Nabil Bafoun, le président de l’Instance Supérieure Indépendante Electorale (Isie), a fait part de ses craintes quant au bon déroulement du second tour et l’annulation possible des résultats.

Arrivé en tête à la sortie des urnes lors du premier tour des élections présidentielles tunisiennes du 15 septembre dernier, Kais Saïedle constitutionnaliste habitué des plateaux télévisés qui avait battu campagne avec ses modestes moyens, a créé la surprise en obtenant 18,4% des suffrages. Nabil Karoui, un magnat des médias emprisonné notamment pour blanchiment d’argent, est arrivé en seconde position avec 15,58%, selon les résultats officiels, proclamés le 17 septembre par l’instance supérieure indépendante électorale (Isie).

Programmé le 13 octobre prochain, le second tour devrait voir l’un des deux adversaires devenir président de la République tunisienne. Toutefois, les conditions de la campagne pour le second tour, risquent de faire l’objet de nombreuses contestations et même d’une invalidation, l’un des deux adversaires étant toujours emprisonné.

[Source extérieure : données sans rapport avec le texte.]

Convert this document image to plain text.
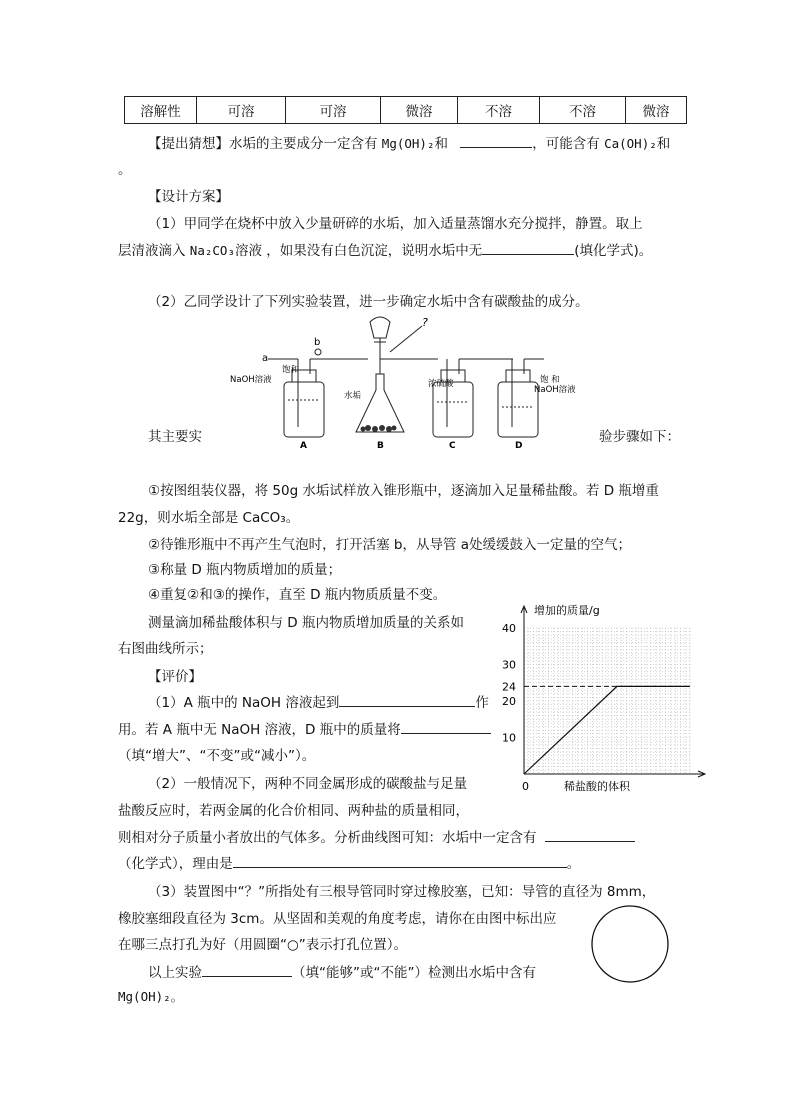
溶解性	可溶	可溶	微溶	不溶	不溶	微溶
【提出猜想】水垢的主要成分一定含有 Mg(OH)₂和	，可能含有 Ca(OH)₂和
。
【设计方案】
（1）甲同学在烧杯中放入少量研碎的水垢，加入适量蒸馏水充分搅拌，静置。取上
层清液滴入 Na₂CO₃溶液 ，如果没有白色沉淀，说明水垢中无	(填化学式)。
（2）乙同学设计了下列实验装置，进一步确定水垢中含有碳酸盐的成分。
a
b
?
饱和
NaOH溶液
水垢
浓硫酸	饱 和
NaOH溶液
A	B	C	D
其主要实	验步骤如下：
①按图组装仪器，将 50g 水垢试样放入锥形瓶中，逐滴加入足量稀盐酸。若 D 瓶增重
22g，则水垢全部是 CaCO₃。
②待锥形瓶中不再产生气泡时，打开活塞 b，从导管 a处缓缓鼓入一定量的空气；
③称量 D 瓶内物质增加的质量；
④重复②和③的操作，直至 D 瓶内物质质量不变。
测量滴加稀盐酸体积与 D 瓶内物质增加质量的关系如
右图曲线所示；
【评价】
（1）A 瓶中的 NaOH 溶液起到	作
用。若 A 瓶中无 NaOH 溶液，D 瓶中的质量将
（填“增大”、“不变”或“减小”）。
（2）一般情况下，两种不同金属形成的碳酸盐与足量
盐酸反应时，若两金属的化合价相同、两种盐的质量相同，
则相对分子质量小者放出的气体多。分析曲线图可知：水垢中一定含有
（化学式），理由是	。
（3）装置图中“？”所指处有三根导管同时穿过橡胶塞，已知：导管的直径为 8mm，
橡胶塞细段直径为 3cm。从坚固和美观的角度考虑，请你在由图中标出应
在哪三点打孔为好（用圆圈“○”表示打孔位置）。
以上实验	（填“能够”或“不能”）检测出水垢中含有
Mg(OH)₂。
10
20
24
30
40
增加的质量/g
稀盐酸的体积
0
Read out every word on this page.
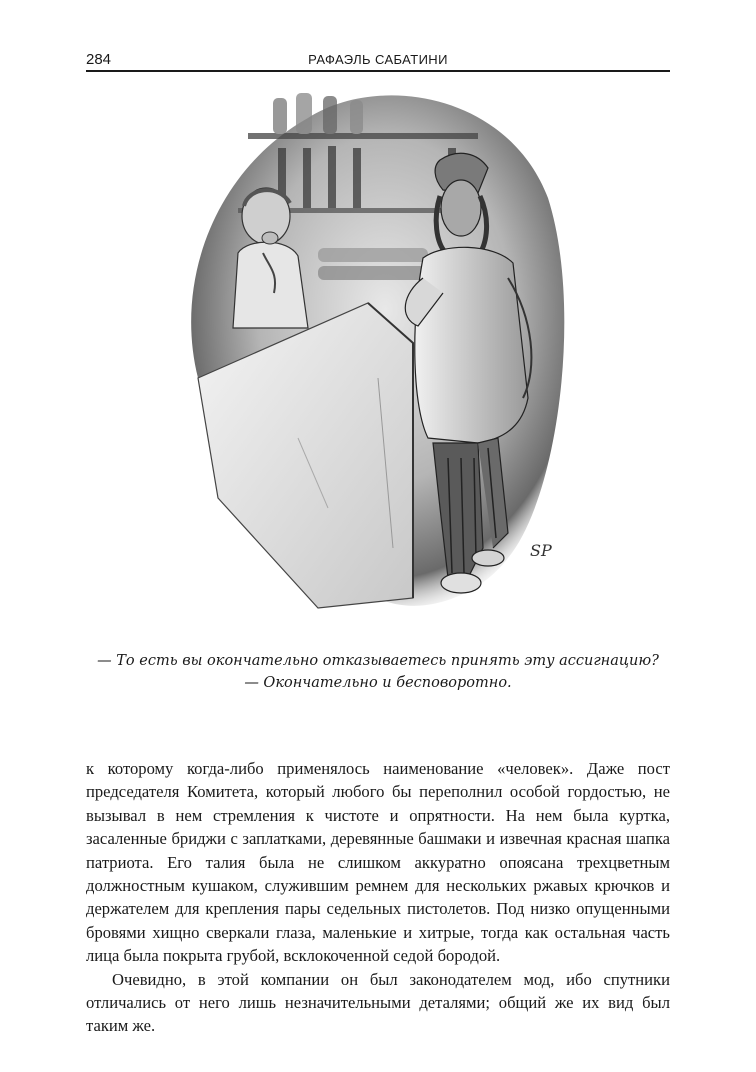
284	РАФАЭЛЬ САБАТИНИ
SP
— То есть вы окончательно отказываетесь принять эту ассигнацию?
— Окончательно и бесповоротно.

к которому когда-либо применялось наименование «человек». Даже пост председателя Комитета, который любого бы переполнил особой гордостью, не вызывал в нем стремления к чистоте и опрятности. На нем была куртка, засаленные бриджи с заплатками, деревянные башмаки и извечная красная шапка патриота. Его талия была не слишком аккуратно опоясана трехцветным должностным кушаком, служившим ремнем для нескольких ржавых крючков и держателем для крепления пары седельных пистолетов. Под низко опущенными бровями хищно сверкали глаза, маленькие и хитрые, тогда как остальная часть лица была покрыта грубой, всклокоченной седой бородой.

Очевидно, в этой компании он был законодателем мод, ибо спутники отличались от него лишь незначительными деталями; общий же их вид был таким же.
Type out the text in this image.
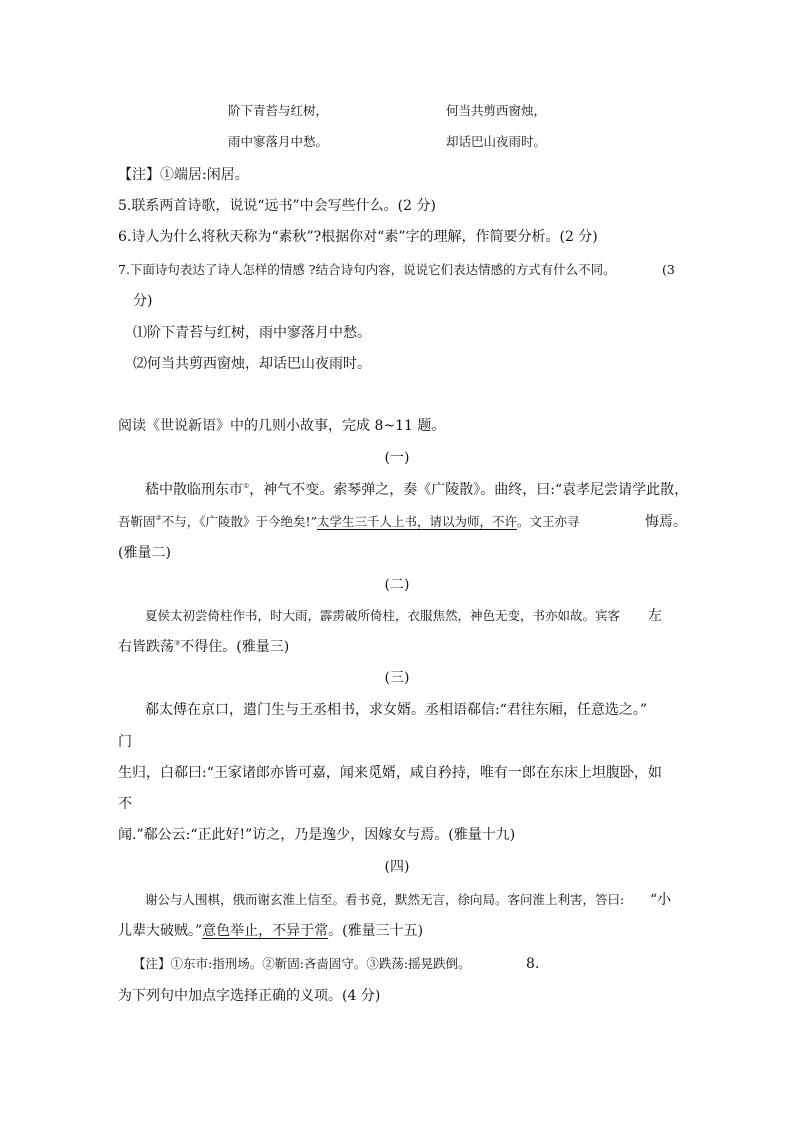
阶下青苔与红树，	何当共剪西窗烛，
雨中寥落月中愁。	却话巴山夜雨时。
【注】①端居:闲居。
5.联系两首诗歌，说说“远书”中会写些什么。(2 分)
6.诗人为什么将秋天称为“素秋”?根据你对“素”字的理解，作简要分析。(2 分)
7.下面诗句表达了诗人怎样的情感 ?结合诗句内容，说说它们表达情感的方式有什么不同。	(3
分)
⑴阶下青苔与红树，雨中寥落月中愁。
⑵何当共剪西窗烛，却话巴山夜雨时。
阅读《世说新语》中的几则小故事，完成 8~11 题。
(一)
嵇中散临刑东市①，神气不变。索琴弹之，奏《广陵散》。曲终，曰:“袁孝尼尝请学此散，
吾靳固②不与，《广陵散》于今绝矣!”太学生三千人上书，请以为师，不许。文王亦寻	悔焉。
(雅量二)
(二)
夏侯太初尝倚柱作书，时大雨，霹雳破所倚柱，衣服焦然，神色无变，书亦如故。宾客 左
右皆跌荡③不得住。(雅量三)
(三)
郗太傅在京口，遣门生与王丞相书，求女婿。丞相语郗信:“君往东厢，任意选之。”
门
生归，白郗曰:“王家诸郎亦皆可嘉，闻来觅婿，咸自矜持，唯有一郎在东床上坦腹卧，如
不
闻.”郗公云:“正此好!”访之，乃是逸少，因嫁女与焉。(雅量十九)
(四)
谢公与人围棋，俄而谢玄淮上信至。看书竟，默然无言，徐向局。客问淮上利害，答曰: “小
儿辈大破贼。”意色举止，不异于常。(雅量三十五)
【注】①东市:指刑场。②靳固:吝啬固守。③跌荡:摇晃跌倒。	8.
为下列句中加点字选择正确的义项。(4 分)
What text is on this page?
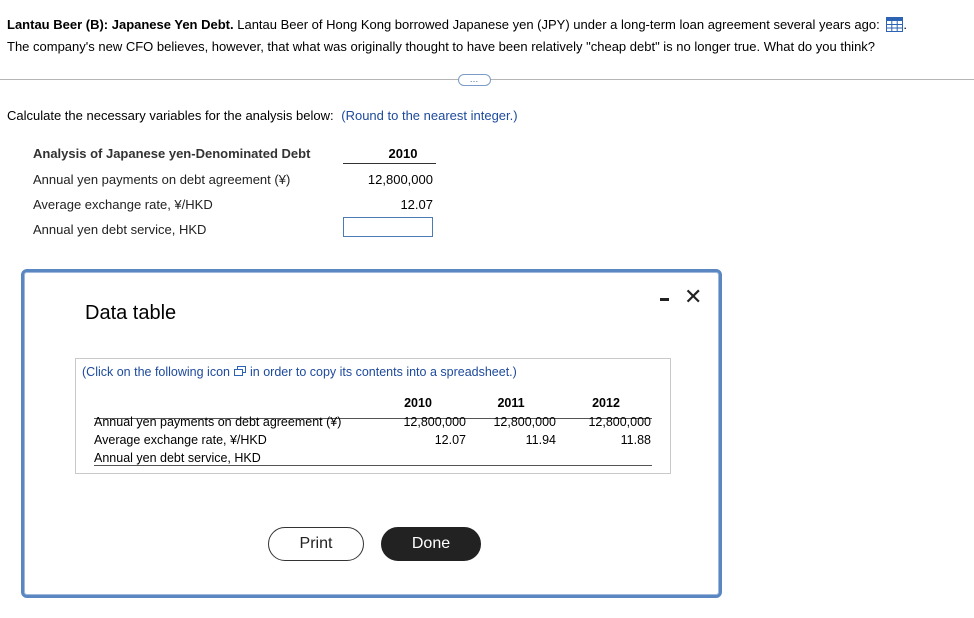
Lantau Beer (B): Japanese Yen Debt. Lantau Beer of Hong Kong borrowed Japanese yen (JPY) under a long-term loan agreement several years ago: .
The company's new CFO believes, however, that what was originally thought to have been relatively "cheap debt" is no longer true. What do you think?
…
Calculate the necessary variables for the analysis below: (Round to the nearest integer.)
Analysis of Japanese yen-Denominated Debt	2010
Annual yen payments on debt agreement (¥)	12,800,000
Average exchange rate, ¥/HKD	12.07
Annual yen debt service, HKD
Data table
✕
(Click on the following icon in order to copy its contents into a spreadsheet.)
2010	2011	2012
Annual yen payments on debt agreement (¥)	12,800,000	12,800,000	12,800,000
Average exchange rate, ¥/HKD	12.07	11.94	11.88
Annual yen debt service, HKD
Print	Done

Nabil Bafoun , le président de l’Isie, a d’ailleurs fait part de ses inquiétudes quant au bon déroulement de ce second tour. Ce dernier craint que « le tribunal administratif ne conteste les résultats du deuxième tour de l’élection présidentielle en mettant en doute le déroulement de l’opération électorale dans son ensemble ou que la décision du tribunal administratif touche le deuxième tour ».

Nabil Karoui n’ayant pas encore été jugé, la présomption d’innocence ne peut l’empêcher de maintenir sa candidature. Cependant, se trouvant derrière les barreaux, il ne peut faire campagne, contrairement à son adversaire Kais Saïed, qui dispose donc d’un avantage incontestable. Par conséquent, Nabil Bafoun a recommandé la libération du candidat pour que la campagne puisse se dérouler sur un pied d’égalité.

Cet imbroglio politique pourrait également avoir des conséquences sur le bon déroulement des élections législatives, qui doivent se tenir le 6 octobre prochain. Une annulation des résultats du second tour de la présidentielle risquerait de déboucher sur un chaos politique avec une assemblée ingouvernable, sans coalition possible.